The best approach to this extreme anti-materialism is found through introducing the ‘Pythagorean Plato’, where elementary mathematic entities exemplify the relationship of insensible Forms to sensible experience. After that, we take another deep dive into scepticism, twisting through the labyrinth of contradictions that is Plato’s Parmenides. On the other side of this gruelling dialogue we are not entirely ruined, and yet perhaps not entirely convinced that all is resolved by the supposed being of not-being or by Plato’s mystical same/other unity self-differentiating through alternation. But at least we have glimpsed the possibility of Platonism mathematical mysticism and rediscovered its profound influence not only on Western culture and religion but also on the development of the modern mathematical sciences.

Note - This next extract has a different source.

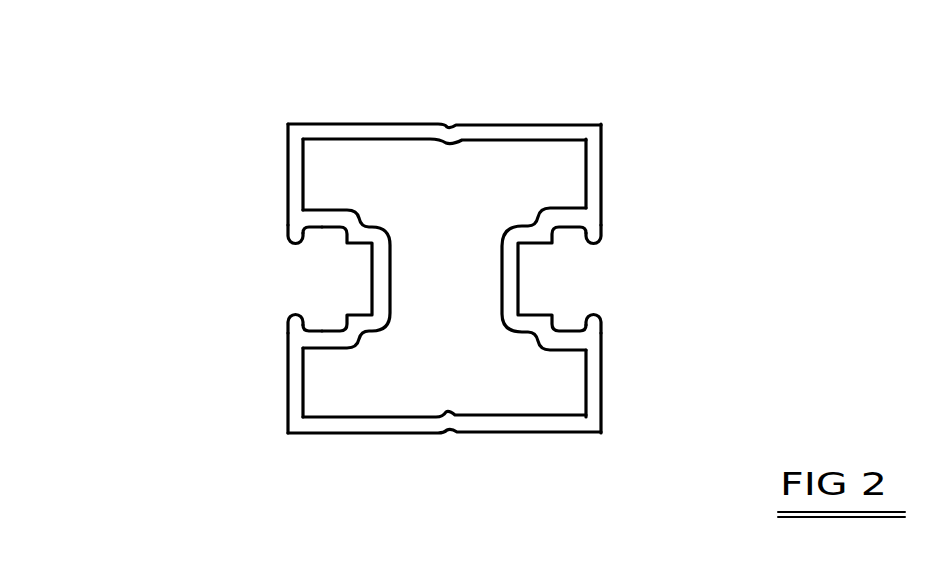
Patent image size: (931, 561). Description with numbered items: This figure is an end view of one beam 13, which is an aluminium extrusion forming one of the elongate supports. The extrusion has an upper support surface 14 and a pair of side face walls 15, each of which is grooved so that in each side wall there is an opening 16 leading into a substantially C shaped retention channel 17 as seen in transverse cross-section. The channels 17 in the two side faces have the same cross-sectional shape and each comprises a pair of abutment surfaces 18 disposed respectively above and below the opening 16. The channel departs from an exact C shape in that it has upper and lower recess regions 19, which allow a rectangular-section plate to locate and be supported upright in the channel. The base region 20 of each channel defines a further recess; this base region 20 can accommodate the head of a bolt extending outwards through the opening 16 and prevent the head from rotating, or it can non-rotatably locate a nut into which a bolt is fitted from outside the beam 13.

Week 1  Introduction: the Triumph of Analytic Philosophy

Our journey back to Plato begins with Russell’s incredulity to Wittgenstein’s philosophy of the unsayable during the dying days of the ‘Foundations of Mathematics’ controversy.

Readings:

  • Russell B. ‘Introduction’ in Tractatus Logico-Philosophicus by L. Wittgenstein, London: Kegan Paul; 1922.
  • Russell B. ‘Mysticism and Logic’ in Mysticism and Logic and Other Essays p. 9-37, London: Penguin Books; 1953.
  • Poincaré H. ‘The Last Efforts of the Logisticians’ in Science and Method p. 177-96, London: Thomas Nelson; 1914.

Week 2  Socratic Scepticism and Platonic insight

Socratic scepticism clears a way to consider that reality might be constructed from insensible, unprovable and ultimately ineffable ‘Forms’. We finish by reflecting on how Plato’s persuasive ‘dialectic’ mode of exposition suddenly cuts to fantastic narrative when key concepts are introduced.

Readings:

  • Plato. Apology p. 20c – 24a
    (find this in Last Days of Socrates, Penguin Classics, or in various other editions and collections)
  • Plato. Republic p. 471c – 521a
  • Plato. Ion p. 530 – 36d
  • Aristotle. Prior Analytics (in Organon) p. 24 – 27

Week 3  The Pythagorean Plato

Our discussion of mathematical passages begins with the doctrine of knowing-as-remembering exemplified by the doubling of the square. The philosophical importance of ratio (logos) and proportion (ana-logia) is drawn out before finally wondering at the Republic’s ‘Divided Line’, a geometric mandala to the Form of Forms.

Readings:

  • Plato. Memo p. 79a – 86b
  • Plato. Republic p. 521– 41

Week 4  Opposites and Alternation

This week we consider the various binary oppositions that keep appearing throughout the dialogues. Our survey finishes with the contradictions of being/non-being in Parmenides and their resolution in the Sophist.

Readings:

  • Plato. Pheado p. 60 – 105
  • Plato. Sophist p. 218b – 221c
  • Plato. Parmenides p. 126 – 143a
  • Plato. Sophist p. 237 – 260b

Week 5 From Plato to Platonism

Aristotle’s famous account of esoteric mathematical philosophy links our ‘Pythagorean Plato’ to the Monad and Logos/Dyad emanationism of Hellenistic Platonism. The course closes by considering the extent to which our reading of the dialogues provide a workable vision of Plato’s extreme idealism.

Readings:

  • Aristotle. Metaphysics p. 985b24 – 988a18
  • Proclus. The Elements of Theology Translated by E R Dodds, Oxford, Oxford, 1963 (2nd Ed). Read from Prop. 1 to Prop. 21.